When treating conditions related to the pelvic floor, I’ve come across many patients that have heard about kegels, but many are unclear why they are performing them and or how to correctly perform them. The following statements are very common:
“I heard about kegels online and I tried them, but it didn’t help my pain” or “I started doing kegels, but I don’t feel like I am doing them right.”
The common misconception is that doing kegels or “tightening” your pelvic floor muscles will decrease your pain, but this is not always the case. Pelvic floor muscle dysfunction can be broken down into two categories; overactive or underactive. Studies show that pelvic floor overactivity can cause pelvic pain and refer pain to other parts of the body.1 In this case, performing kegels would not be an appropriate treatment as the muscles are already in a contracted state. With overactive pelvic floor muscles, the focus is often down training and relaxation in order to decrease the tone of the muscles. This is important because the pelvic floor muscles (similar to all of the muscles throughout the body) need to be in an appropriate resting position to function efficiently. This happens to be midway between a contracted and relaxed state.
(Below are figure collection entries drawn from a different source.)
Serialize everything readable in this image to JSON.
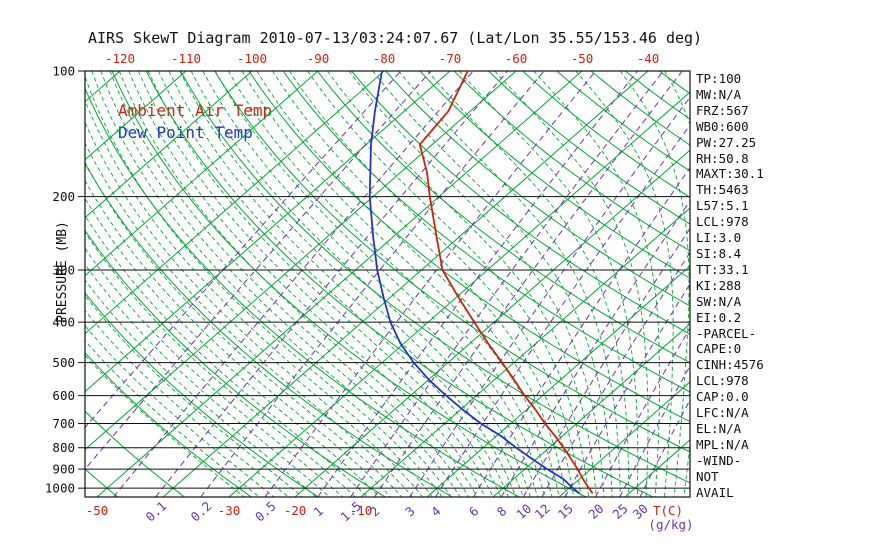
{
  "colors": {
    "temp_red": "#cc2211",
    "dew_blue": "#2233cc",
    "grid_green": "#00a832",
    "mixing_purple": "#6633bb",
    "axis_black": "#111111"
  },
  "stats_panel": {
    "lines": [
      "TP:100",
      "MW:N/A",
      "FRZ:567",
      "WB0:600",
      "PW:27.25",
      "RH:50.8",
      "MAXT:30.1",
      "TH:5463",
      "L57:5.1",
      "LCL:978",
      "LI:3.0",
      "SI:8.4",
      "TT:33.1",
      "KI:288",
      "SW:N/A",
      "EI:0.2",
      "-PARCEL-",
      "CAPE:0",
      "CINH:4576",
      "LCL:978",
      "CAP:0.0",
      "LFC:N/A",
      "EL:N/A",
      "MPL:N/A",
      "-WIND-",
      "NOT",
      "AVAIL"
    ]
  },
  "chart_data": {
    "type": "line",
    "subtype": "skew-t-log-p",
    "title": "AIRS SkewT Diagram 2010-07-13/03:24:07.67 (Lat/Lon 35.55/153.46 deg)",
    "x_axis": {
      "units_label": "T(C)",
      "top_ticks": [
        -120,
        -110,
        -100,
        -90,
        -80,
        -70,
        -60,
        -50,
        -40
      ],
      "bottom_ticks": [
        -50,
        -30,
        -20,
        -10
      ]
    },
    "y_axis": {
      "label": "PRESSURE (MB)",
      "scale": "log",
      "range_mb": [
        100,
        1050
      ],
      "ticks": [
        100,
        200,
        300,
        400,
        500,
        600,
        700,
        800,
        900,
        1000
      ]
    },
    "mixing_ratio_axis": {
      "units_label": "(g/kg)",
      "labels": [
        0.1,
        0.2,
        0.5,
        1,
        1.5,
        2,
        3,
        4,
        6,
        8,
        10,
        12,
        15,
        20,
        25,
        30
      ]
    },
    "grid": {
      "isotherms_c": {
        "min": -120,
        "max": 40,
        "step": 10
      },
      "dry_adiabats_c": {
        "min": -50,
        "max": 180,
        "step": 10
      },
      "moist_adiabats_c_at_500mb": {
        "min": -74,
        "max": 36,
        "step": 2
      },
      "mixing_ratio_lines_gkg": [
        0.01,
        0.02,
        0.05,
        0.1,
        0.2,
        0.5,
        1,
        1.5,
        2,
        3,
        4,
        6,
        8,
        10,
        12,
        15,
        20,
        25,
        30
      ]
    },
    "series": [
      {
        "name": "Ambient Air Temp",
        "color_key": "temp_red",
        "data_name": "ambient-temp-curve",
        "points_p_mb_t_c": [
          [
            1030,
            24.5
          ],
          [
            1000,
            23.0
          ],
          [
            950,
            20.5
          ],
          [
            900,
            18.0
          ],
          [
            850,
            15.2
          ],
          [
            800,
            12.2
          ],
          [
            750,
            8.9
          ],
          [
            700,
            5.2
          ],
          [
            650,
            1.5
          ],
          [
            600,
            -2.7
          ],
          [
            550,
            -7.0
          ],
          [
            500,
            -11.8
          ],
          [
            450,
            -17.2
          ],
          [
            400,
            -23.0
          ],
          [
            350,
            -29.5
          ],
          [
            300,
            -36.8
          ],
          [
            250,
            -43.4
          ],
          [
            200,
            -51.4
          ],
          [
            175,
            -56.0
          ],
          [
            150,
            -61.9
          ],
          [
            125,
            -63.3
          ],
          [
            100,
            -67.3
          ]
        ]
      },
      {
        "name": "Dew Point Temp",
        "color_key": "dew_blue",
        "data_name": "dew-point-curve",
        "points_p_mb_t_c": [
          [
            1030,
            22.5
          ],
          [
            1000,
            20.6
          ],
          [
            950,
            17.5
          ],
          [
            900,
            13.4
          ],
          [
            850,
            9.3
          ],
          [
            800,
            5.0
          ],
          [
            750,
            0.7
          ],
          [
            700,
            -4.5
          ],
          [
            650,
            -9.5
          ],
          [
            600,
            -14.6
          ],
          [
            550,
            -19.9
          ],
          [
            500,
            -25.2
          ],
          [
            450,
            -30.5
          ],
          [
            400,
            -35.7
          ],
          [
            350,
            -40.9
          ],
          [
            300,
            -46.7
          ],
          [
            250,
            -53.0
          ],
          [
            200,
            -60.5
          ],
          [
            150,
            -69.3
          ],
          [
            125,
            -74.4
          ],
          [
            100,
            -80.3
          ]
        ]
      }
    ]
  }
}
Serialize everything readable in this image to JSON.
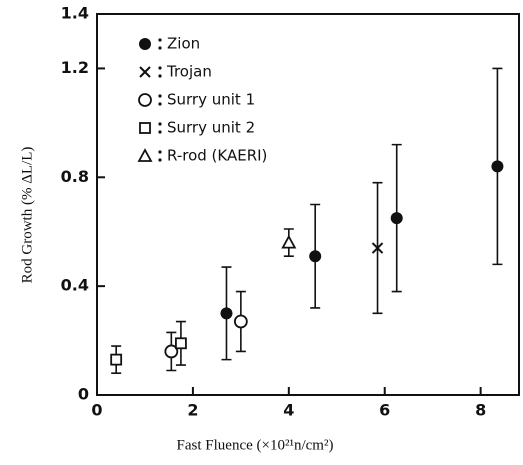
{
  "chart_data": {
    "type": "scatter",
    "x_label": "Fast Fluence (×10²¹n/cm²)",
    "y_label": "Rod Growth (% ΔL/L)",
    "xlim": [
      0,
      8.8
    ],
    "ylim": [
      0,
      1.4
    ],
    "xticks": [
      0,
      2,
      4,
      6,
      8
    ],
    "yticks": [
      0,
      0.4,
      0.8,
      1.2,
      1.4
    ],
    "color": "#111111",
    "series": [
      {
        "name": "Zion",
        "marker": "filled-circle",
        "x": [
          2.7,
          4.55,
          6.25,
          8.35
        ],
        "values": [
          0.3,
          0.51,
          0.65,
          0.84
        ],
        "errors": [
          0.17,
          0.19,
          0.27,
          0.36
        ]
      },
      {
        "name": "Trojan",
        "marker": "cross",
        "x": [
          5.85
        ],
        "values": [
          0.54
        ],
        "errors": [
          0.24
        ]
      },
      {
        "name": "Surry unit 1",
        "marker": "open-circle",
        "x": [
          1.55,
          3.0
        ],
        "values": [
          0.16,
          0.27
        ],
        "errors": [
          0.07,
          0.11
        ]
      },
      {
        "name": "Surry unit 2",
        "marker": "square",
        "x": [
          0.4,
          1.75
        ],
        "values": [
          0.13,
          0.19
        ],
        "errors": [
          0.05,
          0.08
        ]
      },
      {
        "name": "R-rod (KAERI)",
        "marker": "triangle",
        "x": [
          4.0
        ],
        "values": [
          0.56
        ],
        "errors": [
          0.05
        ]
      }
    ]
  }
}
In the case of pelvic muscle underactivity, symptoms of incontinence and decreased support of the abdominal organs may be experienced.1 Performing kegels is likely appropriate with underactivity in order to improve the strength of the muscles, therefore improving support and function. While these are two classifications of muscle dysfunction, it is best to have a physical therapist specializing in pelvic health complete an internal assessment of the pelvic floor musculature before performing kegels.
1. Bradley MH, Rawlins A, Brinker CA. Physical Therapy treatment of pelvic pain. Physical Medicine Rehabilitation Clinical N Am 2017; 28: 589-601.